Three weeks' extra pay in our pockets
Ibec claims we are richer thanks to pay hikes and Budget giveaways
Published 21/10/2015 | 02:30
The average worker will have up to three weeks' more pay in their pocket by next Christmas than at the end of last year, the country's biggest business body has claimed.
That's because of the combination of tax cuts in Budget 2015 and 2016, and pay rises, according to Ibec.
The lobby group claimed the majority of companies intend awarding wage increases next year, of around 2pc on average.
Increases in basic pay are most likely in companies in the high-tech sector and in larger companies, as 87pc of high-tech manufacturing firms quizzed by Ibec said they planned wage increases.
Maeve McElwee, Ibec's head of industrial relations and HR, said most workers would feel the recovery in their pay packets next year.
"But we must not lose the hard-fought competitive gains of recent years. The focus must remain on job creation," she said.
"Over the next year we have a chance to further cut unemployment and attract back emigrants, but we must not repeat past mistakes.
"If costs spiral and we lose our competitive edge we will pay for it in jobs."

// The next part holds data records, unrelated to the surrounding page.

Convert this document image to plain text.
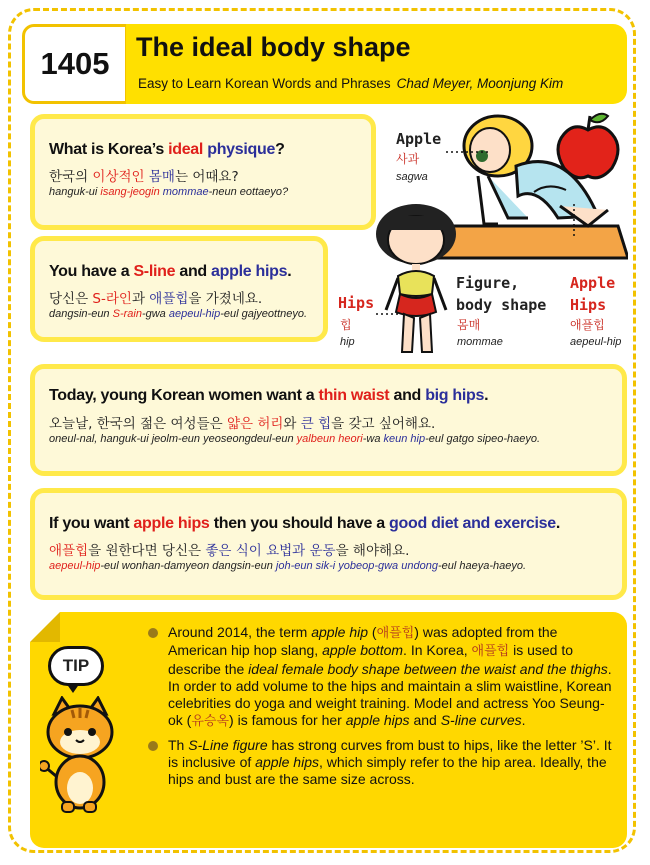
1405 The ideal body shape
Easy to Learn Korean Words and Phrases Chad Meyer, Moonjung Kim
What is Korea’s ideal physique?
한국의 이상적인 몸매는 어때요?
hanguk-ui isang-jeogin mommae-neun eottaeyo?
You have a S-line and apple hips.
당신은 S-라인과 애플힙을 가졌네요.
dangsin-eun S-rain-gwa aepeul-hip-eul gajyeottneyo.
Today, young Korean women want a thin waist and big hips.
오늘날, 한국의 젊은 여성들은 얇은 허리와 큰 힙을 갖고 싶어해요.
oneul-nal, hanguk-ui jeolm-eun yeoseongdeul-eun yalbeun heori-wa keun hip-eul gatgo sipeo-haeyo.
If you want apple hips then you should have a good diet and exercise.
애플힙을 원한다면 당신은 좋은 식이 요법과 운동을 해야해요.
aepeul-hip-eul wonhan-damyeon dangsin-eun joh-eun sik-i yobeop-gwa undong-eul haeya-haeyo.
Apple
사과
sagwa
Hips
힙
hip
Figure,
body shape
몸매
mommae
Apple
Hips
애플힙
aepeul-hip

Around 2014, the term apple hip (애플힙) was adopted from the American hip hop slang, apple bottom. In Korea, 애플힙 is used to describe the ideal female body shape between the waist and the thighs. In order to add volume to the hips and maintain a slim waistline, Korean celebrities do yoga and weight training. Model and actress Yoo Seung-ok (유승옥) is famous for her apple hips and S-line curves.

Th S-Line figure has strong curves from bust to hips, like the letter ’S’. It is inclusive of apple hips, which simply refer to the hip area. Ideally, the hips and bust are the same size across.

TIP
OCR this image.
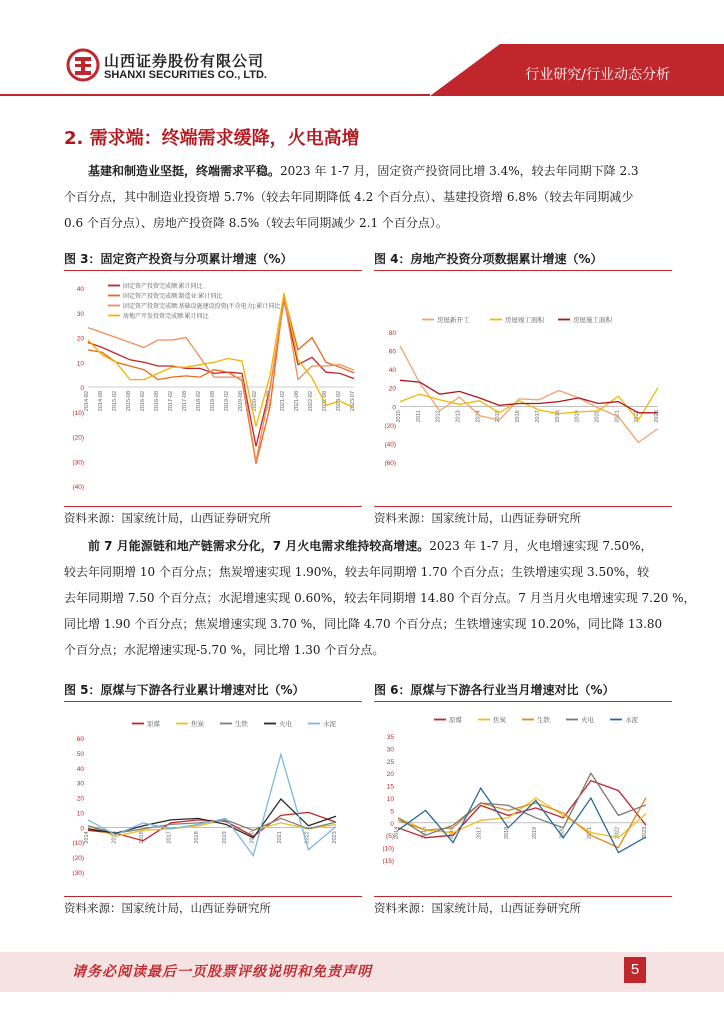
山西证券股份有限公司
SHANXI SECURITIES CO., LTD.	行业研究/行业动态分析
2. 需求端：终端需求缓降，火电高增
基建和制造业坚挺，终端需求平稳。2023 年 1-7 月，固定资产投资同比增 3.4%，较去年同期下降 2.3
个百分点，其中制造业投资增 5.7%（较去年同期降低 4.2 个百分点）、基建投资增 6.8%（较去年同期减少
0.6 个百分点）、房地产投资降 8.5%（较去年同期减少 2.1 个百分点）。
图 3：固定资产投资与分项累计增速（%）	图 4：房地产投资分项数据累计增速（%）
40
30
20
10
0
(10)
(20)
(30)
(40)
2014-02 2014-08 2015-02 2015-08 2016-02 2016-08 2017-02 2017-08 2018-02 2018-08 2019-02 2019-08 2020-02 2020-08 2021-02 2021-08 2022-02 2022-08 2023-02 2023-07
固定资产投资完成额:累计同比
固定资产投资完成额:制造业:累计同比
固定资产投资完成额:基础设施建设投资(不含电力):累计同比
房地产开发投资完成额:累计同比
80
60
40
20
0
(20)
(40)
(60)
2010	2011	2012	2013	2014	2015	2016	2017	2018	2019	2020	2021	2022	2023
房屋新开工	房屋竣工面积	房屋施工面积
资料来源：国家统计局，山西证券研究所	资料来源：国家统计局，山西证券研究所
前 7 月能源链和地产链需求分化，7 月火电需求维持较高增速。2023 年 1-7 月，火电增速实现 7.50%，
较去年同期增 10 个百分点；焦炭增速实现 1.90%，较去年同期增 1.70 个百分点；生铁增速实现 3.50%，较
去年同期增 7.50 个百分点；水泥增速实现 0.60%，较去年同期增 14.80 个百分点。7 月当月火电增速实现 7.20 %，
同比增 1.90 个百分点；焦炭增速实现 3.70 %，同比降 4.70 个百分点；生铁增速实现 10.20%，同比降 13.80
个百分点；水泥增速实现-5.70 %，同比增 1.30 个百分点。
图 5：原煤与下游各行业累计增速对比（%）	图 6：原煤与下游各行业当月增速对比（%）
60
50
40
30
20
10
0
(10)
(20)
(30)
2014	2015	2016	2017	2018	2019	2020	2021	2022	2023
原煤	焦炭	生铁	火电	水泥
35
30
25
20
15
10
5
0
(5)
(10)
(15)
2014	2015	2016	2017	2018	2019	2020	2021	2022	2023
原煤	焦炭	生铁	火电	水泥
资料来源：国家统计局，山西证券研究所	资料来源：国家统计局，山西证券研究所
请务必阅读最后一页股票评级说明和免责声明	5
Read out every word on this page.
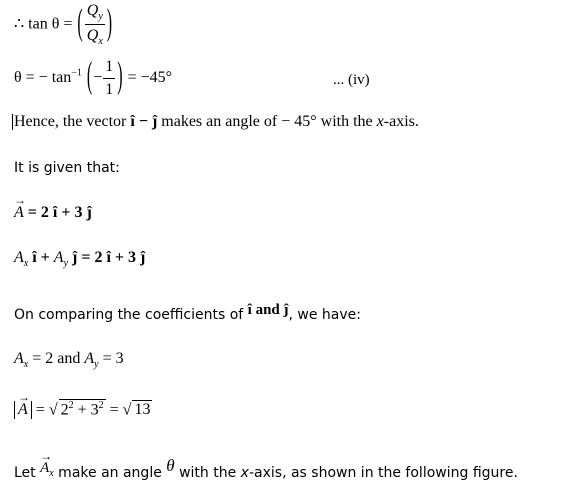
∴ tan θ = ( $\frac{Q_y}{Q_x}$ )
θ = − $\tan^{-1}$ (− $\frac{1}{1}$ ) = −45°	... (iv)
Hence, the vector î − ĵ makes an angle of − 45° with the x-axis.
It is given that:
→ A = 2 î + 3 ĵ
$A_x$ î + $A_y$ ĵ = 2 î + 3 ĵ
On comparing the coefficients of î and ĵ, we have:
$A_x = 2$ and $A_y = 3$
→ A = √ $2^2 + 3^2$ = √ 13
Let → $A_x$ make an angle θ with the x-axis, as shown in the following figure.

Ibec said that 71pc of companies surveyed planned to increase basic pay next year, with the average increase of about 2pc. Some 340 companies took part in the survey, which was carried out last month.
Ibec said the combination of pay rises and Budget tax cuts would see an average worker's take-home income rise by more than 3pc from January, and result in a net take-home pay increase of about two weeks' pay over next year.
As a result of changes to taxation in Budgets 2015 and 2016, as well as pay increases in private companies, the average worker will be better off by around three weeks pay by Christmas 2016, compared to Christmas 2014.
However, not every employee is enjoying pay increases, which should be noted, with some companies still not at the point of awarding pay hikes.
"Overall, we expect to see more increases in the tech and high-tech manufacturing sectors," Ms McElwee said. "But we do expect in 2016 to see increases in areas where we haven't seen them so much, with both distribution and services indicating higher rates of intentioned pay increases next year."
However, she warned that among small companies with fewer than 50 employees, only 58pc indicated they would pay increases next year.